There appears not much of a sceptical middle ground, with silicon valley techno-optimists proclaiming the dawning of a new age from humanity and techno-pessimists forecasting that humanity will shackle itself to a future of tyranny that has been warned about by science fiction authors of the past. Political visions of the future are less certain and coherent than previous ages, capitalism offers no vision of the future, just more of the same just perhaps a faster version, there is no great architect of a new-capitalism, and the left talk of a vague concept of post-capitalism without ever providing a blueprint. This might change, but we have to steer those discussions to a more fruitful destination.

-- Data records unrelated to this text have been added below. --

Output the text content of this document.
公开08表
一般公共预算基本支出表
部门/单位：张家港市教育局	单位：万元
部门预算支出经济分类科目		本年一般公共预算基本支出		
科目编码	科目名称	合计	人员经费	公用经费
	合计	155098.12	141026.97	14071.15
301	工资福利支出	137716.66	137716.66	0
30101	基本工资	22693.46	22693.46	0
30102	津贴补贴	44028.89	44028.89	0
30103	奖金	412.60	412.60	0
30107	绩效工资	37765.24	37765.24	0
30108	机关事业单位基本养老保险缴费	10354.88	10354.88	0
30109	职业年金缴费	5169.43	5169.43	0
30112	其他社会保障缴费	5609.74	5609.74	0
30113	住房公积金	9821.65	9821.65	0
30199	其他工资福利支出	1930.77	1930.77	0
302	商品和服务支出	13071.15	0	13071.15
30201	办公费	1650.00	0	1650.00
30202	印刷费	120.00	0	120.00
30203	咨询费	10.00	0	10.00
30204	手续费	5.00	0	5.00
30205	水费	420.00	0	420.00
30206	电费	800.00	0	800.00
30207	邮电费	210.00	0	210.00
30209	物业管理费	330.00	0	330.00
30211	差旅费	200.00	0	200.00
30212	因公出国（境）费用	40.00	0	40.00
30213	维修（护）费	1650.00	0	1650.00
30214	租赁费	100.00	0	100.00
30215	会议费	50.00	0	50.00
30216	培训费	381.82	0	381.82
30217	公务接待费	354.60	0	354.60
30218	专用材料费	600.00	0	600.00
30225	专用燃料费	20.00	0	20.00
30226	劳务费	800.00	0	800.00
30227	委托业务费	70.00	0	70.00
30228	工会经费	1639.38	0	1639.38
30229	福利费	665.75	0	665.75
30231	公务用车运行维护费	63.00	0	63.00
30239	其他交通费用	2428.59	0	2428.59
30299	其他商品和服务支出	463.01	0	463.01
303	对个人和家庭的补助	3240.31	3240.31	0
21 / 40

What will future historians make of our present visions of the future? How we conceive of the near to medium term future will mark our present for the rest of history and will undoubtedly inspire the visions of those of us who will deliver the future before us. In the eyes of the historian of the future, our conceptualization of the future is a reflection of our own times. The probability of forecasting the future correctly beyond one year to eighteen months is low; it is unlikely that anyone will be exonerated by history as a clairvoyant.
However, our dreams make us who we are and our visions of the future will lead us down one path and not another. It is paramount we conceive of what may come wisely, both overconfidence and overly-pessimistic visions bring costs, as evidenced by past failures of future visions. I do not know the future, but I know that humans create it influenced by their belief in what the future would and should look like.
The future has a history and it is us, now.